A careful consideration of the facts in the case, see Revised Statutes, Sec. 761, 28 U.S.C.A. § 461, shows conclusively that petitioner was doing an interstate commerce business. His method of doing business was substantially the same as in Caldwell v. North Carolina, 187 U.S. 622, 23 S.Ct. 229, 47 L.Ed. 336, and in Brennan v. Titusville, 153 U.S. 289, 14 S.Ct. 829, 38 L.Ed. 719, both of which involved the taking of orders for out-of-state delivery of enlarged photographs and frames there*674for. In each of the cited cases there was an attempt made to subject such business to a local licensing ordinance, and in each case the United States Supreme Court denied such right as being an attempted invasion of the exclusive domain of the Federal Government in the field of interstate commerce. Many other cases by .the same Court are in line with such holding. See Real Silk Hosiery Mills v. City of Portland, 268. U.S. 325, 45 S.Ct. 525, 69 L.Ed. 982; Robbins v. Taxing District of Shelby County, 120 U.S. 489, 7 S.Ct. 592, 30 L.Ed. 694.
But the Federal Courts can relieve against such unlawful custody only in a plain case showing exceptional circumstances warranting such interference with the local or State authorities. McLeod, Sheriff v. Majors, 5 Cir., 102 F.2d 128; Cunningham v. Skiriotes, 5 Cir., 101 F.2d 635; United States ex rel. Kennedy v. Tyler, 269 U.S. 13, 46 S.Ct. 1, 70 L.Ed. 138. Petitioner frankly concedes this to be the rule, but insists that in this case such exceptional circumstances exist. These circumstances are that petitioner does the identical kind of interstate commerce business, and intends to in the future, from town to town and from county to county within the State of Florida, and that a discharge upon habeas corpus in the State Circuit Court would be operative only in Hillsborough County wherein the City of Tampa is located. He contends that even if discharged by the Hillsborough County Circuit Court he would be subject to arrest and prosecution for violation of similar ordinances in every town in Florida in which he transacted business other than Hillsborough County and that the Federal Constitution guarantees him against such interference with his interstate commerce business. He insists that his business is transitory in character and is therefore different from the localized businesses involved in the cases of McLeod v. Majors, Cunningham v. Skiriotes, and United States ex rel. Kennedy v. Tyler, supra, wherein a local State Court discharge would afford adequate relief.
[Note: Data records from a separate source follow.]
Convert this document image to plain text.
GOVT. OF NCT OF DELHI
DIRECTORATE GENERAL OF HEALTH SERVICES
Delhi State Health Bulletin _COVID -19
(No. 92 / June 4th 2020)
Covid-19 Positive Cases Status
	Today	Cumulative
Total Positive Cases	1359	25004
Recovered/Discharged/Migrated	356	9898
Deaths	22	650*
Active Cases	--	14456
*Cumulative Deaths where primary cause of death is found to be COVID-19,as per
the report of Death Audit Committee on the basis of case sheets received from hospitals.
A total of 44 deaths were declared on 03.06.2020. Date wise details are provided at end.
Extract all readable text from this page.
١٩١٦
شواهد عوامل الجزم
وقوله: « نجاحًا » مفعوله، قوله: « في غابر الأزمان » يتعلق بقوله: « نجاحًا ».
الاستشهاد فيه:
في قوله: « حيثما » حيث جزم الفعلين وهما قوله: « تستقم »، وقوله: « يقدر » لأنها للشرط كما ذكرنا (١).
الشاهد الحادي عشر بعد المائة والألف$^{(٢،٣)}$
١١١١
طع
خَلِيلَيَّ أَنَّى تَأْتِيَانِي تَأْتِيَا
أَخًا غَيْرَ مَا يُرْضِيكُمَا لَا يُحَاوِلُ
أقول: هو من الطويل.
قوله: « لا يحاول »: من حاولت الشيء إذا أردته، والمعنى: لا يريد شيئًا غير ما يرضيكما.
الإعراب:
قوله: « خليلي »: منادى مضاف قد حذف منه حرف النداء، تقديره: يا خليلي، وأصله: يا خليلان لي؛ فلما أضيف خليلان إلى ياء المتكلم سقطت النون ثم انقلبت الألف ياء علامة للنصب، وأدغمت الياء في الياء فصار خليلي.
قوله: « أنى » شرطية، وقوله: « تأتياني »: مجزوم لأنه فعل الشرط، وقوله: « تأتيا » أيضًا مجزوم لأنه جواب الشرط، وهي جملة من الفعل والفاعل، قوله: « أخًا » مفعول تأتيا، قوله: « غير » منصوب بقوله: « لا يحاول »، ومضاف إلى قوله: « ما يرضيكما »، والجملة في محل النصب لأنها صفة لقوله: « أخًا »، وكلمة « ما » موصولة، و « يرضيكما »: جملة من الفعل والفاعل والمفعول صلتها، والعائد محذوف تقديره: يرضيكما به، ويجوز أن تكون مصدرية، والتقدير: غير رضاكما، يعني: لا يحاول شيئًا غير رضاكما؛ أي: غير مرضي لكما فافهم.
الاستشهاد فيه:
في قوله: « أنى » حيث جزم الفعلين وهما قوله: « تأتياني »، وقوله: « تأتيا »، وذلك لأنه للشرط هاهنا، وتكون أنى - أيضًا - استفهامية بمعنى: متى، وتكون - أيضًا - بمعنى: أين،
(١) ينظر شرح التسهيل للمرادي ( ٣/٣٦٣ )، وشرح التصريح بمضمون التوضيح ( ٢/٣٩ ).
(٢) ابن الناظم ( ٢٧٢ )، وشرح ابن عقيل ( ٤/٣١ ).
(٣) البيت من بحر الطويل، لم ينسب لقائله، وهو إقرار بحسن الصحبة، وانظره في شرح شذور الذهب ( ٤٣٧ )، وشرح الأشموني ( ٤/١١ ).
Under the decisions, a case warranting habeas corpus in the Federal Court is extremely rare. The right of review in the State Court by habeas corpus or appeal is open. However, such right of review in the State Court of itself would not be an absolute bar to interference by the Federal Court because in all cases of conviction there is some manner of appeal or review provided and the decisions herein-before cited concede the right of the Federal Court to interfere in exceptional cases. After serious deliberation, I am constrained to the view that this case presents such exceptional circumstances. In so deciding it must not be understood that the general rule forbidding such interference is in any way relaxed or departed from. It is merely to say that this case shows those conceivable circumstances to exist wherein relief by the Federal Court may be warranted. In accordance with the foregoing, it is thereupon considered, ordered and adjudged that petitioner herein, W. S. Edwards, be, and he is hereby, discharged from custody.